Umarım jeongin değildir.

Fırçayı masaya bırakıp yerimden kalktım, yine anlamsız bir sinir sarmıştı bedenimi.

Kapının kilidini çevirip kapıyı açtım, düşündüğüm gibi jeongin'di gelen.

"Ne var?"

"Voa, noluyo?"

"Niye geldin?"

Elindeki dondurmaları bana gösterdiğinde kapıyı ittirdim kapatmak üzere, hemen ayağını koyup durdurmuştu gerizekalı.

"Noldu ya, kim sinirlendirdi seni?"

Sen.

Her zaman sen.

"Kimse, sinirli değilim."

"İnandım, çok çatma kaşlarını erken yaşlanırsın."

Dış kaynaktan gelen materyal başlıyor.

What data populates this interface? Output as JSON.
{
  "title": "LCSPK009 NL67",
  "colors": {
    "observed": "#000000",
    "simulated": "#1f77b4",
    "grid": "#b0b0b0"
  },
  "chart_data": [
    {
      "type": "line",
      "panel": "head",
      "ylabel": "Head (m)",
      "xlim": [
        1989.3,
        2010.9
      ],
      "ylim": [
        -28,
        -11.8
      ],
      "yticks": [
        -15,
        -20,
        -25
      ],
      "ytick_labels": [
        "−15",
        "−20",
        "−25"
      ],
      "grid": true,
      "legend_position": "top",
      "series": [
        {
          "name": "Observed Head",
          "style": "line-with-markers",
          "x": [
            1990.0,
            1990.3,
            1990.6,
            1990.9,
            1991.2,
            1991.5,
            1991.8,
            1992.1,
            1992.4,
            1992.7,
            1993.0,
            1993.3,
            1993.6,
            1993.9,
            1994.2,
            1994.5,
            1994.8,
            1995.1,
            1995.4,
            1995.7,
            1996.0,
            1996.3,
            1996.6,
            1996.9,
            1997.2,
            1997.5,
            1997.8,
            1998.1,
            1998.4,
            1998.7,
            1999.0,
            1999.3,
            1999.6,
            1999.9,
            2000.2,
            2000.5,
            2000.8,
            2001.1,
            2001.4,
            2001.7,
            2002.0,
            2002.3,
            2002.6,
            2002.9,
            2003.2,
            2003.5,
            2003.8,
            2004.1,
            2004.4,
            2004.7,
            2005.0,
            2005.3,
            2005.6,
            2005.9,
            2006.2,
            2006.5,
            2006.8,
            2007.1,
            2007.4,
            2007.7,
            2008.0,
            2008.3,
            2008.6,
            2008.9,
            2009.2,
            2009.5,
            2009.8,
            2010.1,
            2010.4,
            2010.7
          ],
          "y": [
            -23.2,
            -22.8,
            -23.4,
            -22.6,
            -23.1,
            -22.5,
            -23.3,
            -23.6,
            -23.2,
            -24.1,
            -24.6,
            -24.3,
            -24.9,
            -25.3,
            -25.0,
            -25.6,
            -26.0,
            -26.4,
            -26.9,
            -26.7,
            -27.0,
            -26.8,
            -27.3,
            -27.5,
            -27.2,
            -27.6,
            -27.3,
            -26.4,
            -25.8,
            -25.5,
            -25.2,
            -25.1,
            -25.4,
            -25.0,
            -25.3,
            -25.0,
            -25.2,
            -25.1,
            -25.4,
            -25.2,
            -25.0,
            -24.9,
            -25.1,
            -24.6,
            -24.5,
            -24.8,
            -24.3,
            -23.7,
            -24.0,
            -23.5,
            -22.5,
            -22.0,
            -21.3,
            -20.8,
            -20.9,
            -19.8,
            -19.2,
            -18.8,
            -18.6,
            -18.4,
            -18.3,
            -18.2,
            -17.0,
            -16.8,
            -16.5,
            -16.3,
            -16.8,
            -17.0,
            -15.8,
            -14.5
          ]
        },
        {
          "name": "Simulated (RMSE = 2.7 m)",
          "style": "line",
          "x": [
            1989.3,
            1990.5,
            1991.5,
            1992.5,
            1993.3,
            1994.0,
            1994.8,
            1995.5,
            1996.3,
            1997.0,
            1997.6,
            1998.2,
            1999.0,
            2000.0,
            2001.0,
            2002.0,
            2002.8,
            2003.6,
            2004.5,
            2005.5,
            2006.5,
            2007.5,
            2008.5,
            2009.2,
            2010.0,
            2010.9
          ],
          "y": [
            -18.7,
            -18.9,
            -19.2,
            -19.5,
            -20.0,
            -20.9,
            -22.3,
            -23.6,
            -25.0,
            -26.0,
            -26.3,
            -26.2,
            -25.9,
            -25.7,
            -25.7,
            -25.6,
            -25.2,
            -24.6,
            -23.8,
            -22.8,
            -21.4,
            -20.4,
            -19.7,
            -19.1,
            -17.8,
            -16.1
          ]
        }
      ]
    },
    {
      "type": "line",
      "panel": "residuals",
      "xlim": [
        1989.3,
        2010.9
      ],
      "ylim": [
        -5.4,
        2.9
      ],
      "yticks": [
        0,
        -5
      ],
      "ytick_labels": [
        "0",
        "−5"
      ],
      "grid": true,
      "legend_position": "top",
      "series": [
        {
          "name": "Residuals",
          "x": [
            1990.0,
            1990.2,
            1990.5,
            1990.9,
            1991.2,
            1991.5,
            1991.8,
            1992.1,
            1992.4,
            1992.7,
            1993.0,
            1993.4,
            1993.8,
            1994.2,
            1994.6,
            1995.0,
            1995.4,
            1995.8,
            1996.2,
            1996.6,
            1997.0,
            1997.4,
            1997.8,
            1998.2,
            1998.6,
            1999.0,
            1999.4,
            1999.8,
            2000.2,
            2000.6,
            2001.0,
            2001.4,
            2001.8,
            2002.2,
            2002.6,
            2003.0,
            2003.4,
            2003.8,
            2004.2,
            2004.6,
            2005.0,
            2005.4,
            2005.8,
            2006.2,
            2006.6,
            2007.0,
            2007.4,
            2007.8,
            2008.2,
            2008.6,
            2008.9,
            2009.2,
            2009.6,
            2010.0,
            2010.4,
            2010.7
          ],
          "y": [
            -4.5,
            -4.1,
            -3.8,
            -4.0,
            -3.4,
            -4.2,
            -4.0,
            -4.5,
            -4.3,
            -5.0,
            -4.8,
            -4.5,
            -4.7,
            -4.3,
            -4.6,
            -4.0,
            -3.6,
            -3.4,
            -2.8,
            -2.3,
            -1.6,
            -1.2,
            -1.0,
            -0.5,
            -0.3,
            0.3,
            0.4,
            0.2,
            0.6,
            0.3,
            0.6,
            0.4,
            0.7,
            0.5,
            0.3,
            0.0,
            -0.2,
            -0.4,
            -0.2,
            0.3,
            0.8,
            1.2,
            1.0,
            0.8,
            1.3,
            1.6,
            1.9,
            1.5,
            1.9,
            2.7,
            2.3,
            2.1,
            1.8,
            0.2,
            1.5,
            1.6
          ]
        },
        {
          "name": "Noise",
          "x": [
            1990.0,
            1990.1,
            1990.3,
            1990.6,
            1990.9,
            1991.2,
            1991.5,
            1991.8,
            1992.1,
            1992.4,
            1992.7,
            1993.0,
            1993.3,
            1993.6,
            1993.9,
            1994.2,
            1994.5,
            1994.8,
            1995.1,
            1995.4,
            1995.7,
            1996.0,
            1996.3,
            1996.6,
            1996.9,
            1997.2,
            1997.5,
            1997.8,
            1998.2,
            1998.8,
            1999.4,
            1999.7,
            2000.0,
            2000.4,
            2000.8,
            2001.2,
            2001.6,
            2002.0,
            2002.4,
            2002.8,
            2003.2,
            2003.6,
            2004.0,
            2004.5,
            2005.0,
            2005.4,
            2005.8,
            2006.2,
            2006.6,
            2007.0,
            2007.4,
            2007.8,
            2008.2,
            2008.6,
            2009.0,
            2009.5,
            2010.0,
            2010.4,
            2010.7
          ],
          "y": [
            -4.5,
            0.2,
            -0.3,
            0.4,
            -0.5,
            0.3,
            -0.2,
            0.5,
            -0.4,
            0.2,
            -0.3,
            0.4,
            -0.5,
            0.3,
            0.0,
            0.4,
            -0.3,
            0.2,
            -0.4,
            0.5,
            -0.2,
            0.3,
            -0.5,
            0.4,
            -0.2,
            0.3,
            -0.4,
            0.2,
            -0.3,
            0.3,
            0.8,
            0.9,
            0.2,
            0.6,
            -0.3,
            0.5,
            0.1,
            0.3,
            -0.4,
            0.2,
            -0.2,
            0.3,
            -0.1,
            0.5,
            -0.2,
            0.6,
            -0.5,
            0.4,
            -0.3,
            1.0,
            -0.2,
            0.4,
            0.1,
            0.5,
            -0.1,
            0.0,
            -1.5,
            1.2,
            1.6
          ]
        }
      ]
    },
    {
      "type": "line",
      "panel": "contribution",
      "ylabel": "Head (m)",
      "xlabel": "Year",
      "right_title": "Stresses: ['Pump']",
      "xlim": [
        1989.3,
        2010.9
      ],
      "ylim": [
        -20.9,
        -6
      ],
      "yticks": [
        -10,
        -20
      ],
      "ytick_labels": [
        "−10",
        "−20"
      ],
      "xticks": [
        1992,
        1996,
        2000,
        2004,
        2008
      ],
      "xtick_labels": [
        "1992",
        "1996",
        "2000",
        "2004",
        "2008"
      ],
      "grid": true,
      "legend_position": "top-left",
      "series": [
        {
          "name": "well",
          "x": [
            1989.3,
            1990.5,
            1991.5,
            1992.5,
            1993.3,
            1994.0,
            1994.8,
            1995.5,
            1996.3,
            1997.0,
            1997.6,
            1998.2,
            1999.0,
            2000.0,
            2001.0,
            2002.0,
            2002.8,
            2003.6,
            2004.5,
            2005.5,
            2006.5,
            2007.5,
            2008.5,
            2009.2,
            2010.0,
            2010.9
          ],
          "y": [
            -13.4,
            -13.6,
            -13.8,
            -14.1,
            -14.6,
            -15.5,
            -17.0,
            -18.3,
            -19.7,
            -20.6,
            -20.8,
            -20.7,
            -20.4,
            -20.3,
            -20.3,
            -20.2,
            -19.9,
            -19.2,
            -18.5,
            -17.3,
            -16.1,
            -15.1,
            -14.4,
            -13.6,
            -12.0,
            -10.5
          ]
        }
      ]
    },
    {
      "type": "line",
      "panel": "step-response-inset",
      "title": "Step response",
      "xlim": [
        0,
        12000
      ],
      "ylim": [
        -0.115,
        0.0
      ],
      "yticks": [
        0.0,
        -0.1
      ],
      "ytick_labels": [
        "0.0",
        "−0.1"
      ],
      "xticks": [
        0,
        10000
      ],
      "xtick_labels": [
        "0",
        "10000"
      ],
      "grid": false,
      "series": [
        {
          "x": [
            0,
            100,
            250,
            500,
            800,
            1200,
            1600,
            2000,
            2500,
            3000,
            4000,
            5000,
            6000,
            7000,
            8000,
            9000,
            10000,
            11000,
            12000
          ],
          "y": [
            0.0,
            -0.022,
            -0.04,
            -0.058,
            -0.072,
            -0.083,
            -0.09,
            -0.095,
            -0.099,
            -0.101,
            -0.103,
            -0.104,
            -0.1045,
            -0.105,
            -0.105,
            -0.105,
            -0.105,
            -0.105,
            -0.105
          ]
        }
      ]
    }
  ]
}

"Siktir git odana jeongin."

"Kırıcısın, yürüyüş yapalım hadi."

"İstemiyorum yürüyüş falan, git başkalarıyla yap."

Siktir bunu söylemeyecektim.

Siktir!!

Dediğime gülmemeye çalıştığını anladım, sırıtışını gizlemek adına alt dudağını ısırmıştı, yumruk yemek istiyordu sanırım.

"Ben seninle yapmak istiyorum, giy montunu hadi, yurdun yakınında bi park var oraya gidelim."

"İstemiyorum diyorum, anlamıyor musun sen laftan?"

"Yok, hadi bekliyom ben."

"Ya sabır ya, yemin ederim sınanıyorum."

Sabır dileyerek içeriye girdim, o da kapımın kenarına yaslanmış tam bir pişmiş kelle edasıyla sırıtıyordu.

"Ne sırıtıyorsun aptal aptal?"

"Öyle, genel."

Salak.

Onu orada bırakarak odama girdim, sadece ceketimi almıştım üstüme, gecenin köründe pijamalarımla çıkmayı da pek dert etmiyordum açıkçası.

O olduğu yerde ıslık öttürürken masanın üstündeki boyanın kapağını kapatıp fırçayı da banyoya bıraktıktan sonra gelmiştim yanına.

"Yine neye tripleniyorsun sen acaba hı?"

"Hiç sevmiyorum seni."

Sinirle ona doğru söylendikten sonra ayakkabılarımı giyip asansöre ilerlemeye başladım ondan önce, kapımı da o kilitlemek zorunda kalmıştı bu yüzden.